In particolare per l’impostazione della aggregazione degli spazi interni e per i riferimenti pedagogici si è fatto riferimento al “Reggio Emilia Approach”, modello educativo studiato ed imitato in tutto il mondo. La fondazione “Reggio children”, tramite le numerose pubblicazioni che ripercorrono i successi e le evoluzioni di un modello educativo straordinario, ha fornito la metodologia con cui si è potuto organizzare l’uso dell’intero sistema scuola. Secondo questo approccio la scuola è come una città, in cui la molteplicità degli spazi (strutturati o flessibili) connessi tramite una “piazza” (spazio connettivo e per le attività libere) riproduce la molteplicità funzionale degli edifici attorno alle piazze vere e proprie, favorendo lo sviluppo di comportamenti sociali nell’alunno. La piazza è un luogo attraversato dagli avvenimenti di tutti i giorni, il luogo privilegiato della scuola in cui si incontrano le storie, si tessono le relazioni, in cui il bambino costruisce la propria identità pubblica; lo spazio articolato offre ai bambini opportunità differenziate per lavorare e giocare in piccoli gruppi e svariate situazioni che invitano all’azione e alla esplorazione. Inoltre lo spazio aperto all’interno (il patio) è di fondamentale importanza per la vita della scuola, perché capace di rendere presente i vari elementi naturali (vegetazione stagionale, pioggia, sole, etc…) nell’ambiente costruito.

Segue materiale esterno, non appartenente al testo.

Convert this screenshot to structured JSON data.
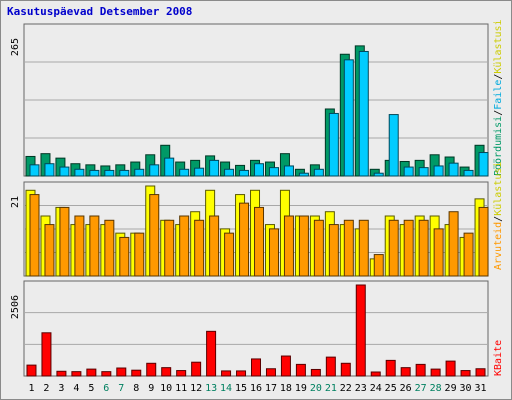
{
  "title": "Kasutuspäevad Detsember 2008",
  "chart_data": [
    {
      "type": "bar",
      "panel": "top",
      "ymax_label": "265",
      "ylim": [
        0,
        265
      ],
      "categories": [
        "1",
        "2",
        "3",
        "4",
        "5",
        "6",
        "7",
        "8",
        "9",
        "10",
        "11",
        "12",
        "13",
        "14",
        "15",
        "16",
        "17",
        "18",
        "19",
        "20",
        "21",
        "22",
        "23",
        "24",
        "25",
        "26",
        "27",
        "28",
        "29",
        "30",
        "31"
      ],
      "series": [
        {
          "name": "Pöördumisi",
          "color": "#009966",
          "values": [
            35,
            40,
            32,
            22,
            20,
            18,
            20,
            25,
            38,
            55,
            25,
            28,
            36,
            25,
            19,
            28,
            25,
            40,
            12,
            20,
            120,
            218,
            233,
            12,
            28,
            26,
            28,
            38,
            34,
            16,
            55
          ]
        },
        {
          "name": "Faile",
          "color": "#00ccff",
          "values": [
            20,
            22,
            16,
            12,
            10,
            10,
            10,
            12,
            20,
            32,
            12,
            14,
            28,
            12,
            10,
            22,
            15,
            18,
            5,
            12,
            112,
            208,
            223,
            5,
            110,
            16,
            15,
            18,
            23,
            10,
            42
          ]
        }
      ],
      "legend": [
        "Pöördumisi",
        "/",
        "Faile",
        "/",
        "Külastusi"
      ]
    },
    {
      "type": "bar",
      "panel": "middle",
      "ymax_label": "21",
      "ylim": [
        0,
        21
      ],
      "series": [
        {
          "name": "Külastusi",
          "color": "#ffff00",
          "values": [
            20,
            14,
            16,
            12,
            12,
            12,
            10,
            10,
            21,
            13,
            12,
            15,
            20,
            11,
            19,
            20,
            12,
            20,
            14,
            14,
            15,
            12,
            11,
            4,
            14,
            12,
            14,
            14,
            12,
            9,
            18
          ]
        },
        {
          "name": "Arvuteid",
          "color": "#ff9900",
          "values": [
            19,
            12,
            16,
            14,
            14,
            13,
            9,
            10,
            19,
            13,
            14,
            13,
            14,
            10,
            17,
            16,
            11,
            14,
            14,
            13,
            12,
            13,
            13,
            5,
            13,
            13,
            13,
            11,
            15,
            10,
            16
          ]
        }
      ],
      "legend": [
        "Arvuteid",
        "/",
        "Külastusi"
      ]
    },
    {
      "type": "bar",
      "panel": "bottom",
      "ymax_label": "2506",
      "ylim": [
        0,
        2506
      ],
      "series": [
        {
          "name": "KBaite",
          "color": "#ff0000",
          "values": [
            300,
            1190,
            130,
            120,
            190,
            120,
            220,
            160,
            350,
            230,
            150,
            380,
            1230,
            140,
            140,
            470,
            200,
            550,
            320,
            180,
            520,
            350,
            2506,
            110,
            430,
            230,
            320,
            190,
            410,
            150,
            200
          ]
        }
      ],
      "legend": [
        "KBaite"
      ]
    }
  ],
  "weekend_days": [
    "6",
    "7",
    "13",
    "14",
    "20",
    "21",
    "27",
    "28"
  ]
}
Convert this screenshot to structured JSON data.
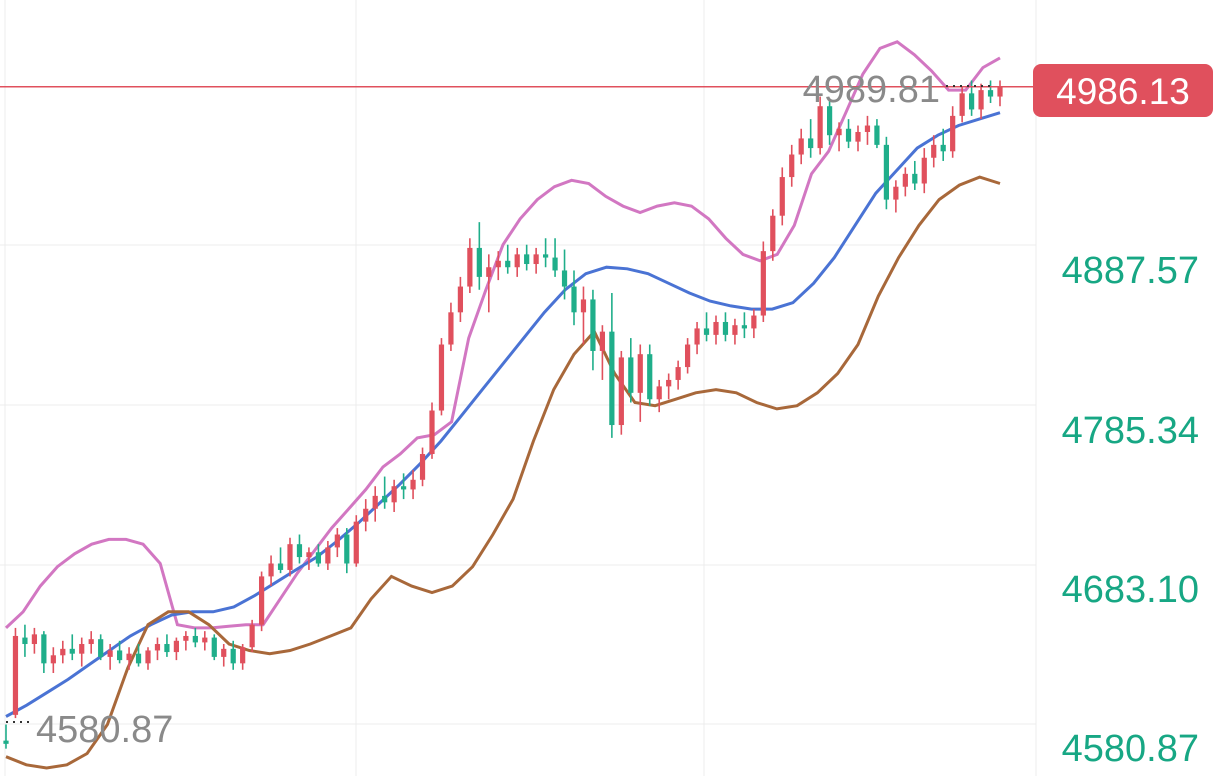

Le singole sezioni sono organizzate seguendo la normativa vigente e suddivise in tre ambiti differenti: a) lo spazio per le attività organizzate, ambiente a forma di “L” estremamente modulabile sia tramite arredi mobili che arredi fissi ma a configurazione variabile e la contigua area aperta di pertinenza della singola sezione, b) lo spazio per le attività libere o collettive, la “piazza” longitudinale, e c) lo spazio di servizio, con i tre ambienti consecutivi spogliatoio, lavamani e closet, e un deposito accessibile dalla “piazza” e dedicato alla singola sezione. In aggiunta sono disponibili alcuni spazi multi funzione e atelier oltre a una zona aperta coperta e pavimentata e una zona aperta non coperta al centro del “Giardino Sensoriale”.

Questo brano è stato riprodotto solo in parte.